Turn Left?

Mar 11, 2006 08:28

[ Matilda discovers what it's like to be Bound, and now she must find her room.]

"Turn left, hmm?" She obeys, and finds herself looking across the bar at the door to the residential areas. "So far, so good." She picks up her bag of books and strides purposefully through that door, then looks at the key again. 'Turn Right'. She does so, and finds herself looking at a staircase, onto which she steps. The key says 'Go Up.' Some time later, it says 'Exit Stairs'. At this point she's huffing and puffing. Unrelenting, the key requests that she travel down the hall. She doesn't look at it for quite some time, and when she does, the instruction 'Backtrack' is inscribed on it in what is, insofar as such is possible, a snarky font. She turns around and keeps walking until it changes to 'Look Right', and there she finds a door with her name quite literally on it. Relieved, she puts the key in the lock (using her eyes; both hands are occupied with the bag of books) and enters the room.

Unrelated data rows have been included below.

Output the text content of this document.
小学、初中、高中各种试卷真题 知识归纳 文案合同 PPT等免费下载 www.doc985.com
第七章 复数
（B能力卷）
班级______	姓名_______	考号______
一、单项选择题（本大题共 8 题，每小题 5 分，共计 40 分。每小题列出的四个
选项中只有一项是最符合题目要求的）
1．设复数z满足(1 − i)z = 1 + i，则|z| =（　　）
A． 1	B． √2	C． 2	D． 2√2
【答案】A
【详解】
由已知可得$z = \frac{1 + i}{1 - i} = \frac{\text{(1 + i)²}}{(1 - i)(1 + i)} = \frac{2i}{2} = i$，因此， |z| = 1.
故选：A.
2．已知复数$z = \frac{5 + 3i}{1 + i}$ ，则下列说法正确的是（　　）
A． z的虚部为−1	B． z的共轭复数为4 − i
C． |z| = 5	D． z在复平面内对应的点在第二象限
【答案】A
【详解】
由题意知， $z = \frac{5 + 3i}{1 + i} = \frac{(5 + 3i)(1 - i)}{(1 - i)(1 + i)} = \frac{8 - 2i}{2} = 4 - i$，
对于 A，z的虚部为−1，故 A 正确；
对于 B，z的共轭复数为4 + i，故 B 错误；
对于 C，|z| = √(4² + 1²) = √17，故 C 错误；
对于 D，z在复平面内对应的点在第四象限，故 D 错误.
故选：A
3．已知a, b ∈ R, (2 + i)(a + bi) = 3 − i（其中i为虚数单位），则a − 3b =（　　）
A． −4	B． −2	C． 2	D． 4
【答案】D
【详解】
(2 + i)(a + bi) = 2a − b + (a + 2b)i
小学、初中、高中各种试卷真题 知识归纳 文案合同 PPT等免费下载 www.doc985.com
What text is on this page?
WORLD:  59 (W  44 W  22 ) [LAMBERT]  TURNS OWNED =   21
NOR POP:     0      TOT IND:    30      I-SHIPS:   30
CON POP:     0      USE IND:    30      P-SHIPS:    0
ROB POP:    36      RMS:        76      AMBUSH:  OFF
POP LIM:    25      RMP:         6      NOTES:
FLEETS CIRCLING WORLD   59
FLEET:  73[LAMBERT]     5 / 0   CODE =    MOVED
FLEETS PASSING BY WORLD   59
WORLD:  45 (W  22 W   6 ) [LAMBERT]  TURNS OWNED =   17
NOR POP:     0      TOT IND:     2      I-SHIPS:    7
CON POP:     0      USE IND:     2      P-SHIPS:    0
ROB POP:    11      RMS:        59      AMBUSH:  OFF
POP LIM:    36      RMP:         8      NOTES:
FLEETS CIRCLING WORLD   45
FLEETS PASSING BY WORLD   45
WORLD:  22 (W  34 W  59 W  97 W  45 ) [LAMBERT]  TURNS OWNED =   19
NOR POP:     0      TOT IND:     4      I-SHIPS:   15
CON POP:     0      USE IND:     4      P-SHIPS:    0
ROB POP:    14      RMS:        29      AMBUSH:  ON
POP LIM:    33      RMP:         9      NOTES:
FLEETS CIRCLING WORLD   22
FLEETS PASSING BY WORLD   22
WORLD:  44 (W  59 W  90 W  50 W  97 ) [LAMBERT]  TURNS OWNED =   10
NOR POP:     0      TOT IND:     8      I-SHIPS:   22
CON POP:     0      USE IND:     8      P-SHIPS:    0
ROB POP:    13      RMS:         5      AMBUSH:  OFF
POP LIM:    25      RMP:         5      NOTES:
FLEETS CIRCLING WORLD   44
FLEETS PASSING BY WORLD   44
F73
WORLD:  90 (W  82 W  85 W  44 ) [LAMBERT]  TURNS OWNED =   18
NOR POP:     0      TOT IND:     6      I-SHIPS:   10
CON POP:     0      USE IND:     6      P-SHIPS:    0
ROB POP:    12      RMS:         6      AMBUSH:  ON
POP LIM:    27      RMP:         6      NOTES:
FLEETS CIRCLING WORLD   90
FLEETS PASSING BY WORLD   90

The door shuts quietly behind her as she takes in this masterpiece. Every wall is covered in bookshelves, except for another door which presumably leads to the actual bedroom. Sensitive to financial restrictions, whoever created this room has made it fairly small in terms of floor - just enough room to walk comfortably around the perimeter, given that there is a fairly large table or desk in the middle with a lamp and a comfortable-looking armchair. The distinction between table and desk is blurred by the fact that the piece of furniture in question is suited to the armchair, a distinction normally reserved for tables, but still manages to have drawers, a distinction normally reserved for desks.

The room is also unusually tall. Attached to the shelves by rails is one of those library ladders that people use to reach tall shelves. The top of the ladder is not visible from the floor in the light of the table-lamp.

Matilda drops her bag and scampers up the ladder, finding that at the top there is another lamp. She switches this on and discovers that the ceiling of this room does in fact have a light; returning to the floor, she finds the dimmer switch and turns it on to very dim indeed - just enough that she can see all the shelves. Much to her chagrin they are without exception empty.

With a shrug she enters the bedroom. True to its name it has not got much more room than is taken up by a bed and a bedside table, the latter of which has enough room for a third lamp and a good-sized book but nothing else. The not much more room, then, is occupied by a piece of furniture intended for the storing of clothes. This, at least, is inhabited.

The whole place has a distinct look of classy library to it, being dominated by a theme of soft-looking wood illuminated by artful old lamps with incandescent bulbs. All in all, Matilda has hardly ever been happier with a place of residence.

Now the only thing remaining, she thinks to herself with a slightly exasperated air, is to pay off that dratted tab. What's an almost-six-year-old with no money and few marketable skills to do?